“Excuses are unnecessary. You told me you had a ship. Where is that ship? You said you would take twenty thousand bunches. Where are they? Are they on the ship? They are there.” He waved his hand toward the devastated plantation.
Johnny’s head whirled. What was this—more treachery?
“Our boat,” he said in as quiet a tone as he could command, “was at your dock three days. In such a storm you could not expect her to hold to her moorings. Where is she now? Who knows? Perhaps at the bottom of the sea. The reason she left without a cargo was that your manager, Senor Diaz, would not supply it.”
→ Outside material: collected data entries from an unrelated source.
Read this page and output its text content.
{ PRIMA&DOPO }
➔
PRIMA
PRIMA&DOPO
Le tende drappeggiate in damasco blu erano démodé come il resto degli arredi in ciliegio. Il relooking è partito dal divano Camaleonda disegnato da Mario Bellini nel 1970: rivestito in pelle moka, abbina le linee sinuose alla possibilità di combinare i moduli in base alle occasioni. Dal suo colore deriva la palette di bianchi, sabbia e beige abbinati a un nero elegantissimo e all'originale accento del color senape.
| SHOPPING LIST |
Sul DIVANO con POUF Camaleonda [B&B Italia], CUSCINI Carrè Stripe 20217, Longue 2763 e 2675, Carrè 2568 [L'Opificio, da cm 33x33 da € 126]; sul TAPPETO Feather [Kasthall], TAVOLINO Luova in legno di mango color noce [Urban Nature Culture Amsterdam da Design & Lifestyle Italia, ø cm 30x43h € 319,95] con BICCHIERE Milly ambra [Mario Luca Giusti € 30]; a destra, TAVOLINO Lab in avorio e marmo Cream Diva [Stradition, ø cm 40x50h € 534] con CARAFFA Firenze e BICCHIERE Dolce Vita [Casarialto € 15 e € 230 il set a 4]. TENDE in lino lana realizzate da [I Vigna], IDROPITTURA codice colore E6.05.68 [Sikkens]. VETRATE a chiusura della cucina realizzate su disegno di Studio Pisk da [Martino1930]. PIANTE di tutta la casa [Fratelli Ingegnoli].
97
“Is this true?” The dark eyes of the Honduran capitalist bored him through and through.
“Ask any workman on the dock or in the village. If he has not been corrupted by a scoundrel, he will tell you it is true.”
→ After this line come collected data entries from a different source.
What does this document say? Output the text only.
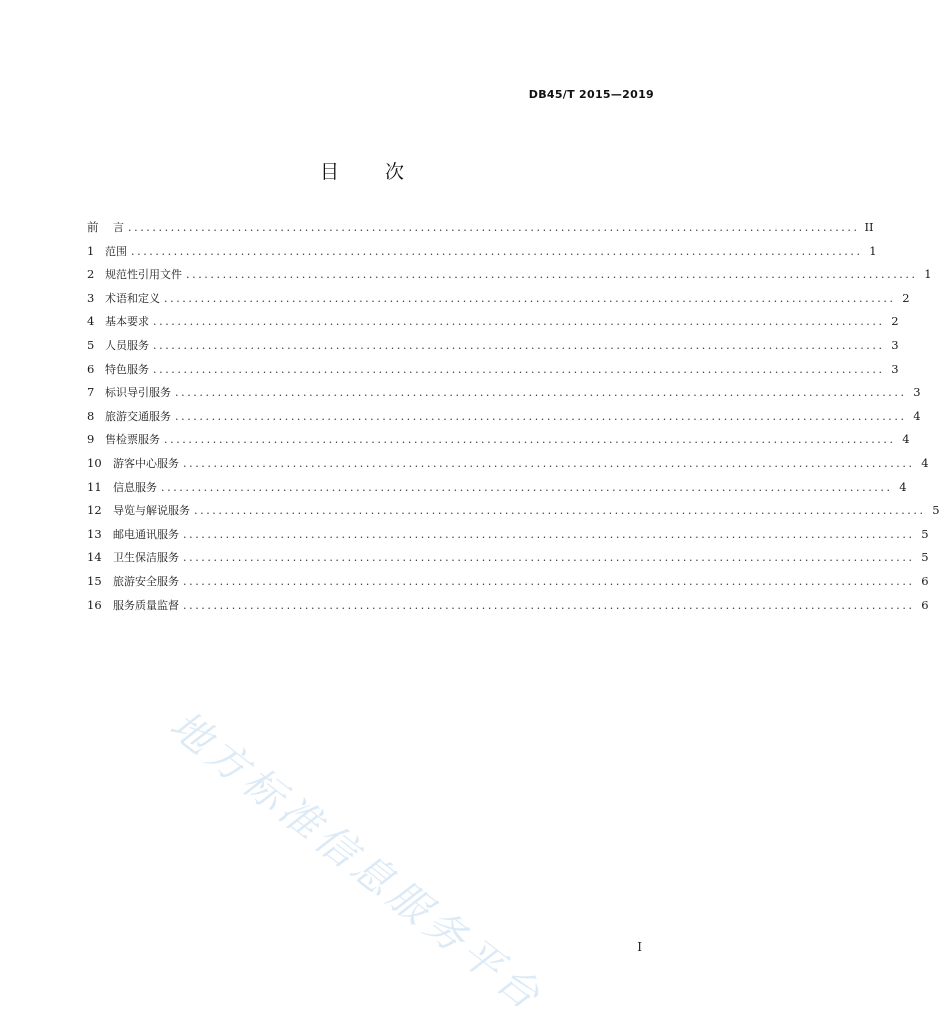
DB45/T 2015—2019
目 次
前	言 ........................................................................................................................ II
1 范围 ........................................................................................................................ 1
2 规范性引用文件 ........................................................................................................................ 1
3 术语和定义 ........................................................................................................................ 2
4 基本要求 ........................................................................................................................ 2
5 人员服务 ........................................................................................................................ 3
6 特色服务 ........................................................................................................................ 3
7 标识导引服务 ........................................................................................................................ 3
8 旅游交通服务 ........................................................................................................................ 4
9 售检票服务 ........................................................................................................................ 4
10	游客中心服务 ........................................................................................................................ 4
11	信息服务 ........................................................................................................................ 4
12	导览与解说服务 ........................................................................................................................ 5
13	邮电通讯服务 ........................................................................................................................ 5
14	卫生保洁服务 ........................................................................................................................ 5
15	旅游安全服务 ........................................................................................................................ 6
16	服务质量监督 ........................................................................................................................ 6
地方标准信息服务平台	I
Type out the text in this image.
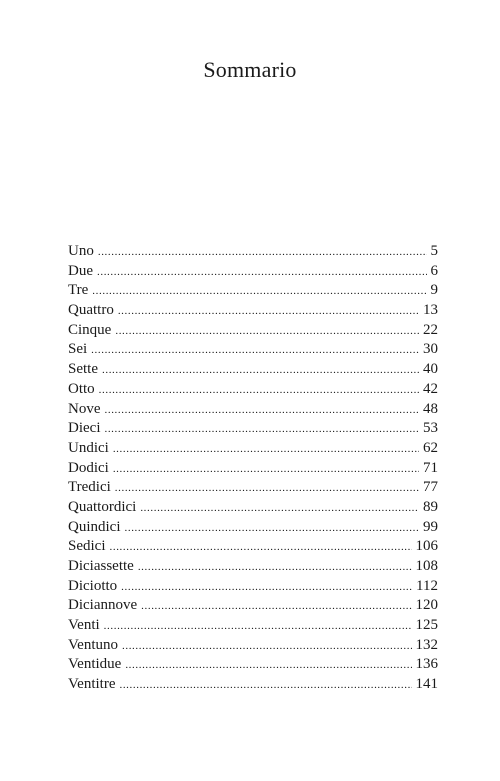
Sommario
Uno .....	5
Due .....	6
Tre .....	9
Quattro .....	13
Cinque .....	22
Sei .....	30
Sette .....	40
Otto .....	42
Nove .....	48
Dieci .....	53
Undici .....	62
Dodici .....	71
Tredici .....	77
Quattordici .....	89
Quindici .....	99
Sedici .....	106
Diciassette .....	108
Diciotto .....	112
Diciannove .....	120
Venti .....	125
Ventuno .....	132
Ventidue .....	136
Ventitre .....	141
Whirling about, the man shot a few sharp questioning words in Spanish to a boy who sat half asleep in the corner.
Starting up, the boy answered rapidly.
“He says,” Don del Valle turned slowly about, “that all you have told me is the truth. It is my honor to beg your most humble pardon. You have been badly treated. Ask me some favor and I will grant it.”
Johnny’s heart beat fast. His mind worked like some speeding mechanism.
“Shall I?” he asked himself. “I will.”